I paused and then glanced at him. “Yes it can’t hurt, or yes it can?”
He seemed to be considering the possibilities for a long time, and it was only when I was ready to ask again that he turned to look at me. “Yes.”
I refused to drive Rezdawg but was happy enough to mosey along behind the patched-together vehicle in Lola. We parked in the lot at Health Services, and I noticed Henry nudged the three-quarter-ton’s tire against one of the concrete curbs so that we wouldn’t have a repeat demolition derby.
When we got inside, Hazel Long was once again at her station. The chief was nowhere to be seen, but her younger brother, Barrett, was, and considering how much his sister did not like the Cheyenne Nation, I was surprised by the smile with which he greeted Henry. “The Bear!”
His mother shushed him, but he stepped up to Henry and pumped his arm like a derrick. “My man.” He smiled at me. “This your cowboy sidekick?”
I took off my sunglasses, seeing no reason to stay incognito. “That’s me.”
He placed a hand on the Cheyenne Nation’s shoulder. “You ever hear about the U.S. Army Recruitment Expeditionary Basketball Tournament in Billings? It was a three-man and we were a man short, so the Bear here steps up in street shoes and scores nine three-pointers to win the tourney.” He shook his right hand as if it were on fire. “Buuuuurn.”
“Is your sister around?”
“Nope, she’s out shakin’ the bushes for Artie Small Song.” He glanced back to Henry. “Hey, did you really punch a truck driver?”
I noticed the Bear had left his Wayfarers on—obviously he was still attempting anonymity.
I leaned against the counter. “Mrs. Long.”
“Hazel.”
I nodded. “About the list of drugs from the bracelet?”
“That’s going to take a while; that patient file would be in the physical archives, and I haven’t had a chance to get down there.”
“Well, when you come up with that information you can give it to your daughter.” I leaned in closer. “Hazel, did you by any chance save that list I had you copy down concerning my daughter’s wedding?”
She looked surprised. “I gave it to her.”
“Cady was already here?”
“They’re still here. She said she wanted to see your dog, and I let them into Adrian’s room.”
I glanced at Henry. “I’ll be right back.”
I gently pushed open the door and could see Lena Moretti standing on one side of the crib and my daughter sitting in a chair with Dog’s head in her lap, the baby clutching her forefinger as he slept.

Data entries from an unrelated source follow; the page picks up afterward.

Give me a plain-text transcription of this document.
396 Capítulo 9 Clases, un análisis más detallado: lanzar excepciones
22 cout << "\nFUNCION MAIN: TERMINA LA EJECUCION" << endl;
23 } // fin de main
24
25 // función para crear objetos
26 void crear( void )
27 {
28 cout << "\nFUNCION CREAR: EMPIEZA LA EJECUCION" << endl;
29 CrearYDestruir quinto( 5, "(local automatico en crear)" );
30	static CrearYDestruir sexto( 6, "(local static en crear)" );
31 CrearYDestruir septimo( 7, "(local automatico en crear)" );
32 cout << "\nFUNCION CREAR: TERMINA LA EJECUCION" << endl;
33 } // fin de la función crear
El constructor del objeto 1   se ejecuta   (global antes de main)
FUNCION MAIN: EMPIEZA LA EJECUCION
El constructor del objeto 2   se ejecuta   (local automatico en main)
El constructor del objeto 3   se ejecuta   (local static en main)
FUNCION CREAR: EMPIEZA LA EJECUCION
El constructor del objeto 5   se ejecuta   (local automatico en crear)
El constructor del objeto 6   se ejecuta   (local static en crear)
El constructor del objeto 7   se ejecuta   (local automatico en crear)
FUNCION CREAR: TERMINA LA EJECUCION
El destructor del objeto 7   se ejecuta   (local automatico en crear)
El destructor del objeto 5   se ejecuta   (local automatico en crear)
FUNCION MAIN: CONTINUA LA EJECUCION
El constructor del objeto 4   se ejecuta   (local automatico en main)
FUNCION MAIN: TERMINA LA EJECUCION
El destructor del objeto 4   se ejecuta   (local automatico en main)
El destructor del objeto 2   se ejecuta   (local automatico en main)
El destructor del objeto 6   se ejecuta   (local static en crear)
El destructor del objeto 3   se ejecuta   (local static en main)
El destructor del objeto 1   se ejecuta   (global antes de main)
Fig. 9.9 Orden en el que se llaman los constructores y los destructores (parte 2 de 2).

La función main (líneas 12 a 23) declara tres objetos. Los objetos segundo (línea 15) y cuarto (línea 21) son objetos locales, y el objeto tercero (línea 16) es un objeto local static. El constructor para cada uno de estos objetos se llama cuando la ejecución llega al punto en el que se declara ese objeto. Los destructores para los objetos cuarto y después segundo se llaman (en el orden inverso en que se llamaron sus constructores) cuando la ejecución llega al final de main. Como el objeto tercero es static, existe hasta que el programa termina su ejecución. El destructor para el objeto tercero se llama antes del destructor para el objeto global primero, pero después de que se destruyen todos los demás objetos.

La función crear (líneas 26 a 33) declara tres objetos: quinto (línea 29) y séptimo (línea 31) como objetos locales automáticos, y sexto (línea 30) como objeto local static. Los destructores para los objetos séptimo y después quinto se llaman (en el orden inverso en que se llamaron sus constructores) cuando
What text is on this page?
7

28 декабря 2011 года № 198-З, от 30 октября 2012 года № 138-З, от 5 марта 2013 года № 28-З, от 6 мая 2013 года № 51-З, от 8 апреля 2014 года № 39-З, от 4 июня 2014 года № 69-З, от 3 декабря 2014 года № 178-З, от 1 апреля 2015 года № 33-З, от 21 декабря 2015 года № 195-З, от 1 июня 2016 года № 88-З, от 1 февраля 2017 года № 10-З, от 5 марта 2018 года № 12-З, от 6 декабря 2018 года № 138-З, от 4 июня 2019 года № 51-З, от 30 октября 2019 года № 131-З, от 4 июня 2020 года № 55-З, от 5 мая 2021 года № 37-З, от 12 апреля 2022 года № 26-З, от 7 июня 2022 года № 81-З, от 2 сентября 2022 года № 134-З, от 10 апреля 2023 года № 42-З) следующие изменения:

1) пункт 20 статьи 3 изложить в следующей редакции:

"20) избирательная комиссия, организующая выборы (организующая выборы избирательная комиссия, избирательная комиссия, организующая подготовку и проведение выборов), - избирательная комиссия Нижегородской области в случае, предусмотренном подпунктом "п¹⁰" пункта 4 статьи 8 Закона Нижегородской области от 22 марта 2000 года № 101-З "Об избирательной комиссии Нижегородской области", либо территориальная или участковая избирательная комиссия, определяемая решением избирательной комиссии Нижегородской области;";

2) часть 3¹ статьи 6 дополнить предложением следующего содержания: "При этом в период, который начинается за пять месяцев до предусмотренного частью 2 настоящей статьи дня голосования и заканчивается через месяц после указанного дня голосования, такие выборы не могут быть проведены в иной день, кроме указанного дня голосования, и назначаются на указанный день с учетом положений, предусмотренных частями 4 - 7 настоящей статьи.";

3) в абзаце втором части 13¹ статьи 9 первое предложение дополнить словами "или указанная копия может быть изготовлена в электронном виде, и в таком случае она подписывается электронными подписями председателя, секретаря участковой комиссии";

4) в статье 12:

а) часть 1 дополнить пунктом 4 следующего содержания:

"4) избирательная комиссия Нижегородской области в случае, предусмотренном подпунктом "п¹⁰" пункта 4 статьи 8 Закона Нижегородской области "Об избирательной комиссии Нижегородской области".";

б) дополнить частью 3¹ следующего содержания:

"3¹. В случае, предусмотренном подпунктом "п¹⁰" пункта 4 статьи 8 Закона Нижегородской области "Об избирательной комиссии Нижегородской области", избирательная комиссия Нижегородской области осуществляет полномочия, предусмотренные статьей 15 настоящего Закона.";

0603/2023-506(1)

Once again, she had tears in her eyes, and I watched as the trunk of her body shuddered with her breath. She looked up at me. “He’s so small.”
I joined them at the foot of the crib. “They start out that way.”
Her eyes were drawn back to the sleeping child. “He’s all right?”
“That’s what the doctors say. A few bumps and scrapes, but evidently she was able to protect him from the bulk of the impact.” I leaned over and looked down at the lone survivor.
“She died.”
“Yep.”
“But there’s a father?”
“Yes, but he’s been implicated. The FBI says they have tapes of him negotiating with another man about killing both mother and child.”
Lena Moretti’s voice sighed from the other side of the crib. “My God.”
“It’s all pretty sordid.” I dropped my voice when I saw Adrian roll his head to one side. “We should probably get out of here.”
Cady stood and then whispered. “What about Dog?”
“He doesn’t really want to leave; he’s the one that found him.” The two women joined me at the foot of the crib. “We saw them fall and got to the woman, Audrey, as quickly as we could, but Adrian here had rolled down the hill bundled up in a blanket and Dog found him.”